Four men were found guilty for their roles in a terrorist conspiracy stemming from the 2016 murder of a Catholic priest in Normandy.
Father Jacques Hamel died after two attackers slit his throat in front of a group of hostages that included an elderly couple and two nuns in his church Saint-Etienne-du-Rouvray in Normandy, France. At least one other churchgoer was harmed in the attack which was claimed by the Islamic State.
Hamel was 85 at the time of the July 26, 2016 attack.
Police later killed the teenage attackers, Abdel Malik Petitjean and Adel Kermiche, as they left the church. Petitjean and Kermiche claimed in a video they were members of a terrorist organization.
The four men tried in a Parisian court were accused of having aided or encouraged the attack.
Only three of the defendants appeared in court. They argued that while they associated with Petitjean and Kermiche, they were not themselves terrorists. They also asked for forgiveness during the trial.
The judge ultimately ruled they were guilty of criminal association with terrorists.
Jean-Philippe Steven Jean-Louis, 25, was sentenced to 13 years in prison. He had traveled with Petitjean through Turkey to Syria in the weeks before the attack and shared his views on Islam on Telegram.
Fraid Khelil, a 36-year-old cousin of one of the attackers, knew of the planned attack and supported it, according to prosecutors.

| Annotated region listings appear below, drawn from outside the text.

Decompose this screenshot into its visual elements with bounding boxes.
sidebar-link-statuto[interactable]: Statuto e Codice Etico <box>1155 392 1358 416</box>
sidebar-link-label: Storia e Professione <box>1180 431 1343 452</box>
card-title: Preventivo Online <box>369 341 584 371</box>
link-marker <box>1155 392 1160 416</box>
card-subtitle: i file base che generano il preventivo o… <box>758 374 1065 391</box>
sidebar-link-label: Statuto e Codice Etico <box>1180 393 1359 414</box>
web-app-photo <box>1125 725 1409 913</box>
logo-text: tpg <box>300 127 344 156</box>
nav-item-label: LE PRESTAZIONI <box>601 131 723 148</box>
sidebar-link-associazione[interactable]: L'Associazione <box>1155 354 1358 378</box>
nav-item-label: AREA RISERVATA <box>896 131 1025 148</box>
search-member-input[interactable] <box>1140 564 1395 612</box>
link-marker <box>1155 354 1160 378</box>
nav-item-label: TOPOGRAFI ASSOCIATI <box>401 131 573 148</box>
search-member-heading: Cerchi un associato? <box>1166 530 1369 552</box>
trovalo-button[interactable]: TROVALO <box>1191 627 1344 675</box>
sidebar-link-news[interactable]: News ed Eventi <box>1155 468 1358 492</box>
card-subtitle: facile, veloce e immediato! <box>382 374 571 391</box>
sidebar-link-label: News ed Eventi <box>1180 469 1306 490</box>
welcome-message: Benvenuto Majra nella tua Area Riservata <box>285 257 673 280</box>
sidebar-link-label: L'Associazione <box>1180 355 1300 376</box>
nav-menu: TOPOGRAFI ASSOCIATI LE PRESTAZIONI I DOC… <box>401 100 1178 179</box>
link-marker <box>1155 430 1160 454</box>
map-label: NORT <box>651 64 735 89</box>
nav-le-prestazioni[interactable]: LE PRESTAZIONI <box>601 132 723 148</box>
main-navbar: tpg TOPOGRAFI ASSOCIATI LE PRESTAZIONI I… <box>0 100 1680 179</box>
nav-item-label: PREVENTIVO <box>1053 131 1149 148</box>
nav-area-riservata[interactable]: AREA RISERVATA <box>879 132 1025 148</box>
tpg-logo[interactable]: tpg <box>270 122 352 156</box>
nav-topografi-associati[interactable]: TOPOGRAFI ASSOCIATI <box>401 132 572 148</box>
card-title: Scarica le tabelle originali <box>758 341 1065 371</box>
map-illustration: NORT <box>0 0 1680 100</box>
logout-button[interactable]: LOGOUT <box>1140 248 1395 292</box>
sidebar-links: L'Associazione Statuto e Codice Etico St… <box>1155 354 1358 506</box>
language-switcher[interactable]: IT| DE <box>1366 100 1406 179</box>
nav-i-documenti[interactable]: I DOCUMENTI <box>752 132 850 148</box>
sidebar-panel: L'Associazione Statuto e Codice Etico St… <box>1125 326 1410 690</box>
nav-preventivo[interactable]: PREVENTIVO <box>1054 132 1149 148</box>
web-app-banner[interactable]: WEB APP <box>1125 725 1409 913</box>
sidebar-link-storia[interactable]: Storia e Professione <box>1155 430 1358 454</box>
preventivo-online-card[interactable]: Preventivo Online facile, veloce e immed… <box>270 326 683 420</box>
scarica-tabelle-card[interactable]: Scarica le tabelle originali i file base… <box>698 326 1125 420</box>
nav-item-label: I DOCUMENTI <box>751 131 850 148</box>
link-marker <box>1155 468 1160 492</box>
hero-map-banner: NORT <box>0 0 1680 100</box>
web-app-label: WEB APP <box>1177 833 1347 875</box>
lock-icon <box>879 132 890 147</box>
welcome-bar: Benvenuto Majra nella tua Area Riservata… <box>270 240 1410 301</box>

He was sentenced to 10 years in prison.
As part of his defense, Khelil made “an apparent effort to distance himself from the religious extremists” and “testified at the trial that he is bisexual, non-religious and spent his time drinking alcohol and smoking cannabis,” per AP News.
Yassine Sebaihia, 27, was sentenced to eight years in prison. He had visited Kermiche two days before the attack and was aware of his plans. Prosecutors said he has been seeking “religious lessons” from the attacker.
The only defendant who did not appear in court was Rachid Kassim. Kassim was sentenced to life in prison for his role as an Islamic State recruiter and for using social media to encourage the attack on Father Hamel.
The Frenchman had previously been sentenced to life in absentia in 2019 after he ordered a failed attack near the Notre Dame Cathedral. Kassim possibly died in 2017 in Iraq following a drone strike. His death has not been confirmed
In an audio recording discovered by investigators, Kassim told the attackers, “Pounce on the infidels like a hungry lion pounces on its prey.”
In the days after the attack, witnesses testified the attackers yelled “Allahu Akbar” and forced Hamel to kneel.
“They forced him to his knees. He wanted to defend himself. And that’s when the tragedy happened,” testified one of the nuns, known as Sister Danielle, per Fox News.
In October 2016, Pope Francis granted the French catholic church permission to begin a sainthood investigation for Hamel. Typically the Vatican requires a waiting period of five years before it will authorize a sainthood investigation.
Hamel’s murder was just over a year and a half after the January 2015 jihadist attack at Charlie Hebdo, the satirical French newspaper, that left more than 25o people dead.
The Archbishop of Rouen released a statement saying the convictions were an act of justice and for the “good of society.”